Wait, though: What if agreeing makes you look like a pushover? What if the other person really is to blame for something–will you be letting them get away with it? And if you give a little ground, won’t they just take more? These are all important concerns. But the fact is that they remain liabilities whether or not you find something in their argument to agree with; acknowledging common ground doesn’t totally invalidate your argument.

You can agree and remain very strong about what matters to you. You can agree and still address how you came to be in the situation.
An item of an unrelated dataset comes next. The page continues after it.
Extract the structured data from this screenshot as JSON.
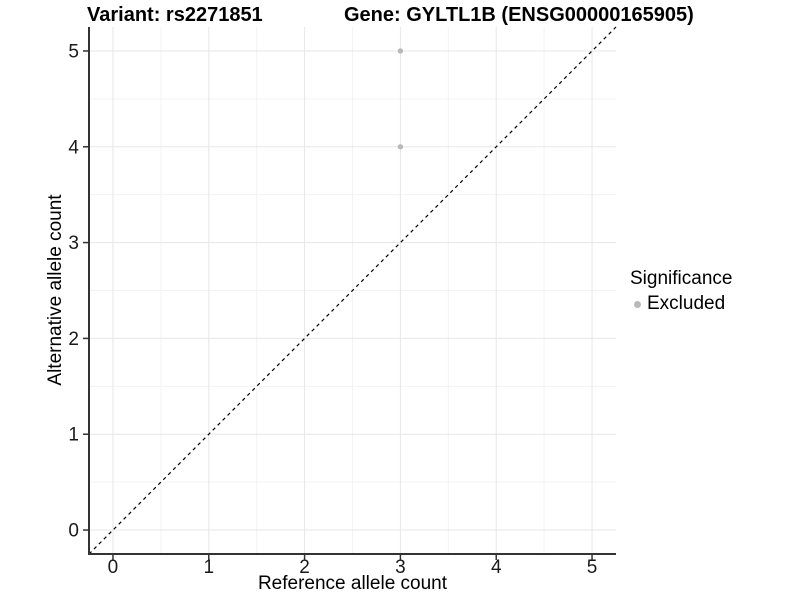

And you can agree and stand your ground. Having created the basis for shared reality, procedural justice, and reciprocity, you’re less likely to meet resistance for standing up for your own needs in these ways.

So when you find yourself locked in disagreement, the emotionally intelligent thing to do is to agree–not necessarily with the other party’s conclusions or proposed solution, but with some truth in what they believe. It could be their goals, intentions, concerns, emotions, or something bigger-picture that you share. It has the surprising and counterintuitive effect of disarming people, so you can move past disagreement and on to collaboration.

There’s one more, often unexpected result of this approach. Agreeing tends to bring out the best in other people, but it can also bring out the best in you. By pushing yourself to find common ground, you can shift your own thinking in a more collaborative direction, too. A little more flexibility and understanding–on all sides–is surely a good thing.